Whitebaiters know there's still good money to be made but if you're caught napping you can lose the lot.
'Best you leave me out of it," says Morrie Keary as I step into the shallows and back on to dry land. "Write about those other people."
The "other people" are the whitebaiters fishing at the turn of the tide near what they call the Elbow, the long slow curve the Waikato River takes before running its last braided few kilometres to the sea.
Keary, who has appointed himself my guide for the blisteringly hot morning, has been out before I arrive, checking on who would be prepared to talk to me and who wants nothing to do with a bloke from the paper.
But an hour or two in his company as he steers his tinny across the gingery water makes it plain that he's the senior member of this loose-knit band.
He's 83, he tells me, and he started as a kid, coming down after school with a four-gallon kerosene tin with holes punched in the bottom. On a good day, he and his cobbers would get two tins.
Those were the good old days, and Keary will tell you that they aren't gone. We're overstocked with stories of failing fisheries and falling catches, but for the whitebaiters of the Waikato the next good day could be tomorrow.
The 3-month season, which ends on Saturday, started out a shocker, he says. "We had virtually nothing for two months. We were just about to close up and walk away and then - bingo! - they started running."
Not far west of the Elbow, we meet Edith James, the only fisher on that stretch of river who's doing it the old-fashioned way. In front of her pin-neat tin-clad cottage, she stands chest-deep in the water and holds her net at just the right depth to catch a passing shoal.
Her grandmother used to fish like this, she explains, but - she tugs at her wetsuit and lifejacket - "she had none of this gear - she would just stand in the river in her skirt and socks".
It's been a moderately good morning for James, though much of her catch has been the larger fish that Maori call porohe; they're often disdained, she says, but "we dry them out and our old people like them in a boil-up because they've got plenty of taste".
The young of native freshwater fish migrating upriver as juveniles in the spring to spawn in the autumn, whitebait go by many names, though the main species are inanga, koaro or kokopu. Some find them bland but they have a delicacy's price tag: at $120 a kilo, they make snapper fillet and blue cod seem budget choices.
Little wonder that the fishing spots - small jetties, often floating, that the fishers call stands - are well attended during the season.
Gordon Pryor has been coming for 50 years to a stand he inherited from his father-in-law. His substantial generator-powered bach includes Sky TV ("You don't want to miss the game"), a freezer for his catch and a fridge that looks like it could hold a lot of beer.
The river looks nice today, he tells me, but "it can be 2m high if you get the tide and the wind right. It can be very ugly. You'll still catch fish - how and why I'm buggered if I know, but you do get them".
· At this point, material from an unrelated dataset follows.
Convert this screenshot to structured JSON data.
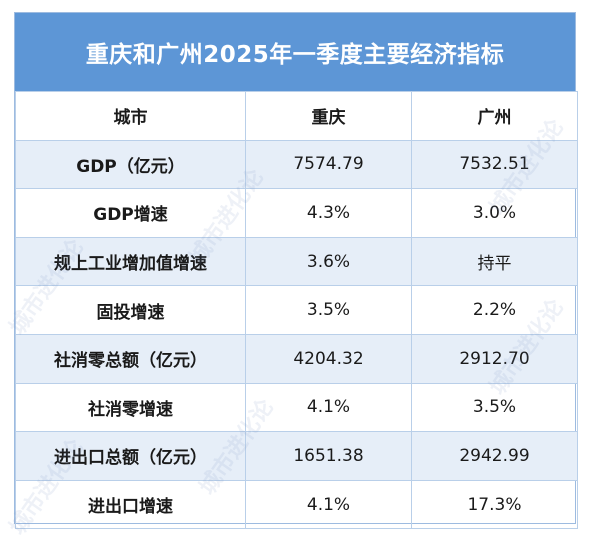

What with whitebaiting and duck shooting, Pryor's here almost as often as he's not and the fishing is worthwhile. He is coy about specific numbers but he's hauled in "several hundred" kilos this season and his best day earned him $8000.
"But you have to spend 24/7 at it," he explains. "It's no use being at home and hearing tonight what's happened today and coming down tomorrow and expecting to do well. It doesn't work like that."
All the fishers tell the same story - your luck can change in a moment. Willie Watson, a 35-year veteran on the north side, tells of the time he had a nap and awoke to a net so full it burst as he pulled it in.
This stretch of the Waikato has a proud whitebaiting history. You can still see the ruins of a cannery that closed in 1965 after 80 years of operation.
These days, it's strictly fresh or frozen, but whitebaiters don't gorge themselves on their catch.
"Yeah, I like it all right," says Pryor when I ask why. "But I hardly ever eat it. It's too expensive."